I went out and bought one of each of the newest hi-tech cards that was out last year (asus, creative and one other), they stink they were lousy, the music was so bright my ears bled,
so i still use my 1999 sound setup because it sounds good and makes my head rattle which is enough for me
*1999 Soundblaster PCI 512
*1990 Realistic Integrated Amplifier
*Panasonic HTF-600 headphones
thanks to kxproject my aging soundcard is still in the game for a few more years.
Same driver as the PortaPro, but they don't hurt my ears like the PortaPros do after a while. (This may just be a fit thing, I have a large head.)
The downside is, they look kind of odd...
Please wake me up when someone discovers a thing that carbon nanotubes can't do.
No left turn unstoned.
Personally I would rather keep cheap Chinese knockoff headphones full of nanotubes away from my brain. How do you know the pounding of a bass beat is not actually injecting nanotubes through the fabric and eventually migrating them with vibration into your brain? Even if there is "no chance of danger" (as if anyone has actually packaged nanotubes in an energetic, electromagnetically pumped environment near the human body) I would just not feel like it is something safe to have around.
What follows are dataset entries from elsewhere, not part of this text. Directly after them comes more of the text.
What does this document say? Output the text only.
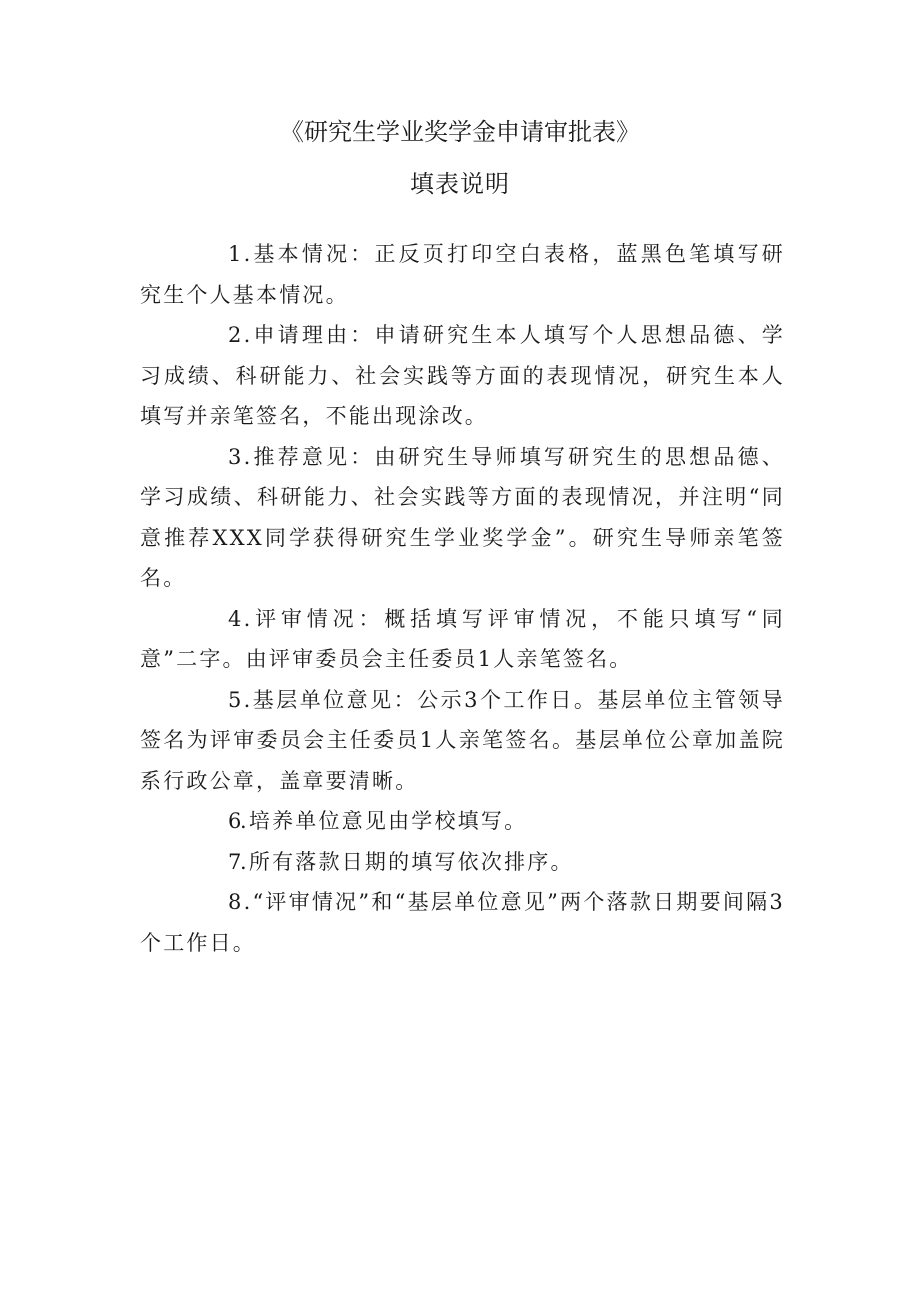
《研究生学业奖学金申请审批表》
填表说明

1.基本情况：正反页打印空白表格，蓝黑色笔填写研究生个人基本情况。

2.申请理由：申请研究生本人填写个人思想品德、学习成绩、科研能力、社会实践等方面的表现情况，研究生本人填写并亲笔签名，不能出现涂改。

3.推荐意见：由研究生导师填写研究生的思想品德、学习成绩、科研能力、社会实践等方面的表现情况，并注明“同意推荐XXX同学获得研究生学业奖学金”。研究生导师亲笔签名。

4.评审情况：概括填写评审情况，不能只填写“同意”二字。由评审委员会主任委员1人亲笔签名。

5.基层单位意见：公示3个工作日。基层单位主管领导签名为评审委员会主任委员1人亲笔签名。基层单位公章加盖院系行政公章，盖章要清晰。

6.培养单位意见由学校填写。

7.所有落款日期的填写依次排序。

8.“评审情况”和“基层单位意见”两个落款日期要间隔3个工作日。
Imagine someone came up with an anti-smog filter for your nostrils that works based on "nano-packaged asbestos fibers" which have "no chance of being ingested"? If nano isn't critical and in a highly safety engineered package far from me (or at least something biologically created that I have a chance of breaking down), I don't want it.
If it'd use any power that would be uncomfortable to your ears because of heat, it would eat a phone battery in a few hours, probably less.
I was promised a flying car. Where is my flying car?
crank the volume to the max to get heated earphones? ;)
Unless it's a really unique computer, I doubt it generates copious amounts of ear wax nor occasionally goes out in rain showers sans umbrella.
More to the point: I've never had earphone speakers fail; it's always the wires that break. Solve *that* far weaker link, researchers.
For some reason all the music sounds like this:
http://www.youtube.com/watch?v=kHydmVvxuXc
I haven't thought of anything clever to put here, but then again most of you haven't either.
Doesn't this have the same amount of moving parts as any speaker? The only movement is the vibrations that are created as sound. Am I missing something?
This started out as pure satire, but now I'm beginning to wonder if it could be done. Consider: it's relatively easy to produce extremely accurate analog electronic waveforms. The disasters strike while trying to convert (nanotubes, rare-earth magnets, cones, electrostatics, or whatever) into a clean pressure wave in air. And all that just to drive a bunch of scilia in the inner ear, which are probably beat to shit from a lifetime of rock concerts, motorcycles, and angry spouses. So let's get going on a direct electrical connection to the otic nerves! No need for conversion into/out of air at all!